Second, a baby in the womb is distinct from the mother’s body. “My body, my choice” advocates argue that because the foetus is a part of the woman’s body, she has the right remove it, just as she has the right to remove one of her teeth. But the child is a completely distinct person. The child in the womb has a different genetic code than the mother. Half of the baby’s chromosomes come from the mother, the other half from the father. An object “inside” another object does not mean they are the same, as though a gallon of milk in the fridge equates the two. And if the foetus is simply part of the woman’s body, why is it that the pregnant mother could die but the baby still live? It is because the baby is not merely a part of a woman’s body but an individual, unique life.
Third, ownership does not permit murder. Just because someone gets inside my car doesn’t mean I have the right to kill him. Just because someone walks across my property doesn’t give me the right to end his life. A woman does not have the right to murder her child simply because her womb carries life.
Fourth, abortion forbids millions of babies in the womb from controlling their own bodies. If “My body, my choice” advocates believe everyone has the right over their own bodies, why doesn’t this apply to the baby in the womb?
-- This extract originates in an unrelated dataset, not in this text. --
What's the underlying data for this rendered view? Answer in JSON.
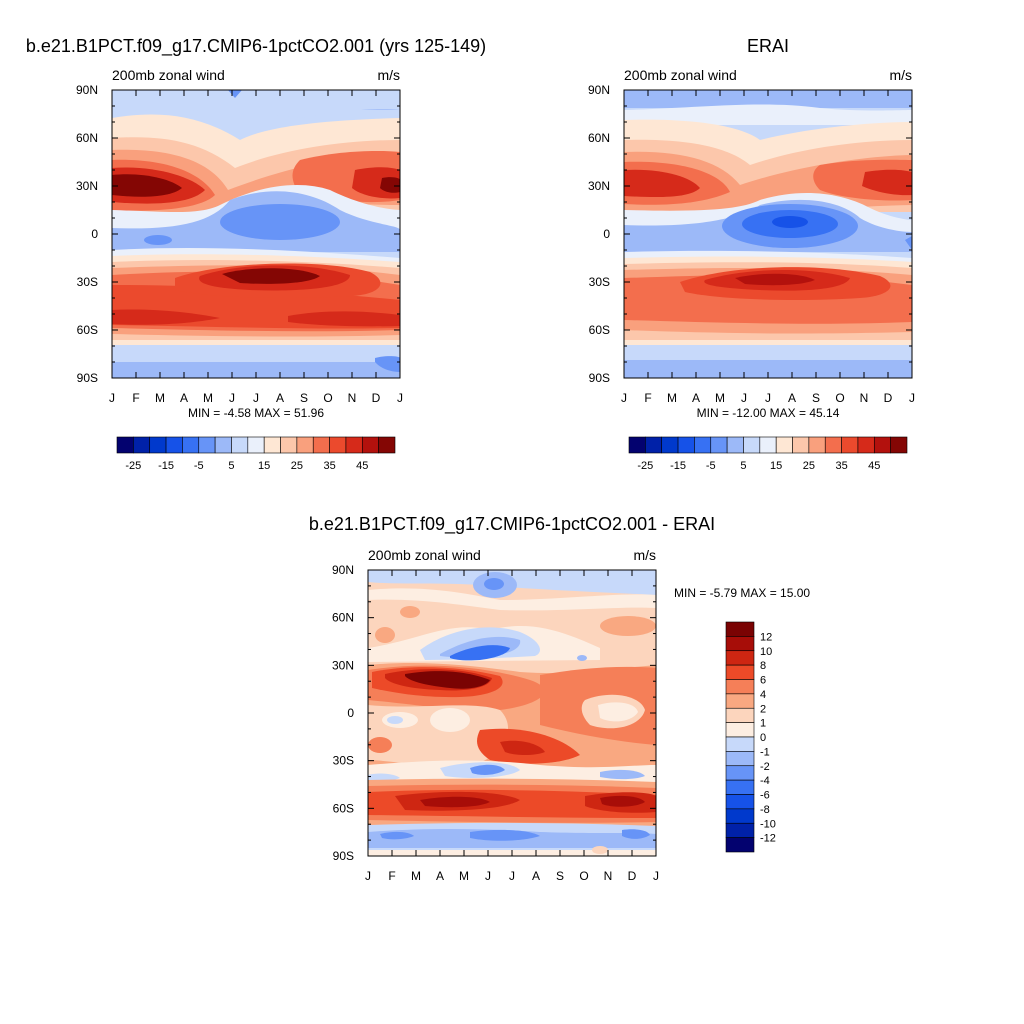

Fifth, greater size and strength doesn’t permit oppression. Africans have long decried their history of ill-treatment. The central argument against colonisation, for example, is that just because a nation is bigger, stronger and more wealthy does not give that nation the right to oppress a smaller, weaker nation. But this is exactly the position for which “My body, my choice” advocates. The mother’s body is fully grown. The baby is just developing. The mother can speak. The child cannot. The mother is autonomous. The baby is helpless. Proverbs 31:8 says, “Open your mouth for the mute, for the rights of all who are destitute.”
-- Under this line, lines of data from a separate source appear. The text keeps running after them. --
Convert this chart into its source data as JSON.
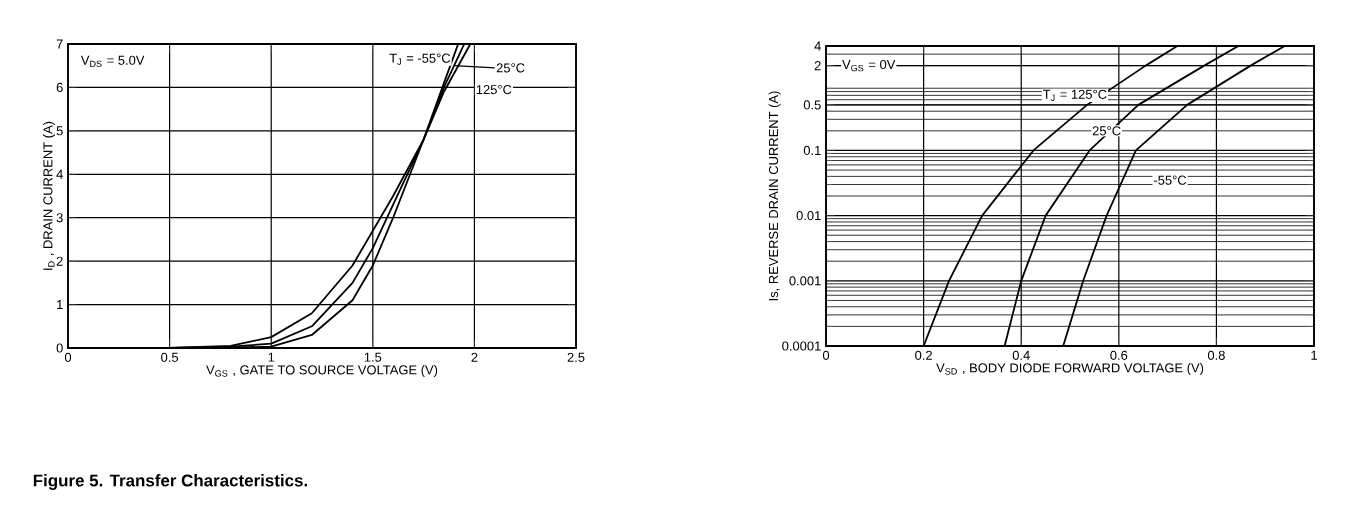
{
  "chart_data": [
    {
      "type": "line",
      "xlabel": "V$_{GS}$ , GATE TO SOURCE VOLTAGE (V)",
      "ylabel": "I$_{D}$ , DRAIN CURRENT (A)",
      "annotations": [
        "V$_{DS}$ = 5.0V",
        "Figure   5. Transfer Characteristics."
      ],
      "xlim": [
        0,
        2.5
      ],
      "ylim": [
        0,
        7
      ],
      "xticks": [
        0,
        0.5,
        1,
        1.5,
        2,
        2.5
      ],
      "yticks": [
        0,
        1,
        2,
        3,
        4,
        5,
        6,
        7
      ],
      "grid": true,
      "marker": "none",
      "line_style": "solid",
      "series": [
        {
          "name": "T$_{J}$ = -55°C",
          "color": "#000000",
          "x": [
            0.5,
            0.8,
            1.0,
            1.2,
            1.4,
            1.5,
            1.6,
            1.75,
            1.85,
            1.92
          ],
          "values": [
            0,
            0.01,
            0.03,
            0.3,
            1.1,
            1.9,
            3.0,
            4.8,
            6.1,
            7
          ]
        },
        {
          "name": "25°C",
          "color": "#000000",
          "x": [
            0.5,
            0.8,
            1.0,
            1.2,
            1.4,
            1.5,
            1.6,
            1.75,
            1.85,
            1.95
          ],
          "values": [
            0,
            0.03,
            0.1,
            0.5,
            1.5,
            2.3,
            3.3,
            4.8,
            6.0,
            7
          ]
        },
        {
          "name": "125°C",
          "color": "#000000",
          "x": [
            0.5,
            0.8,
            1.0,
            1.2,
            1.4,
            1.5,
            1.6,
            1.75,
            1.85,
            1.98
          ],
          "values": [
            0,
            0.05,
            0.25,
            0.8,
            1.9,
            2.7,
            3.5,
            4.8,
            5.9,
            7
          ]
        }
      ]
    },
    {
      "type": "line",
      "xlabel": "V$_{SD}$ , BODY DIODE FORWARD VOLTAGE (V)",
      "ylabel": "Is, REVERSE DRAIN CURRENT (A)",
      "annotations": [
        "V$_{GS}$ = 0V"
      ],
      "xlim": [
        0,
        1
      ],
      "ylim": [
        0.0001,
        4
      ],
      "xticks": [
        0,
        0.2,
        0.4,
        0.6,
        0.8,
        1
      ],
      "yticks": [
        0.0001,
        0.001,
        0.01,
        0.1,
        0.5,
        2,
        4
      ],
      "grid": true,
      "log": "y",
      "marker": "none",
      "line_style": "solid",
      "series": [
        {
          "name": "T$_{J}$ = 125°C",
          "color": "#000000",
          "x": [
            0.2,
            0.252,
            0.32,
            0.425,
            0.535,
            0.655,
            0.72
          ],
          "values": [
            0.0001,
            0.001,
            0.01,
            0.1,
            0.5,
            2,
            4
          ]
        },
        {
          "name": "25°C",
          "color": "#000000",
          "x": [
            0.366,
            0.4,
            0.45,
            0.54,
            0.64,
            0.775,
            0.845
          ],
          "values": [
            0.0001,
            0.001,
            0.01,
            0.1,
            0.5,
            2,
            4
          ]
        },
        {
          "name": "-55°C",
          "color": "#000000",
          "x": [
            0.486,
            0.527,
            0.575,
            0.635,
            0.74,
            0.87,
            0.94
          ],
          "values": [
            0.0001,
            0.001,
            0.01,
            0.1,
            0.5,
            2,
            4
          ]
        }
      ]
    }
  ]
}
Sixth, how a woman uses her body has consequences. Except for the rare cases of rape, women make the conscious choice to get pregnant. They could have abstained but didn’t. A mother has no right to take the life of another because of her poor choices. A man, for example, has the right to gamble away his pay check. If he cannot pay back his debts, the law should protect the banks, landlords, or car dealerships that are harmed by his poor choices, just as the law should protect the child created by the mother’s indiscretions.
Conclusion
Though “my body, my choice” fools many as a good argument, it fails. Instead, our cry should be: “My body, His glory.” Our bodies are a gift from God which we should use to glorify the Lord Jesus Christ. 1 Corinthians 6:19-20 makes this clear. “Do you not know that your body is a temple of the Holy Spirit within you, whom you have from God? You are not your own, for you were bought with a price. So glorify God in your body.”
This was really well written. Thank you for consolidating these arguments and making them simple. “My body, my choice” is anti-God on so many levels.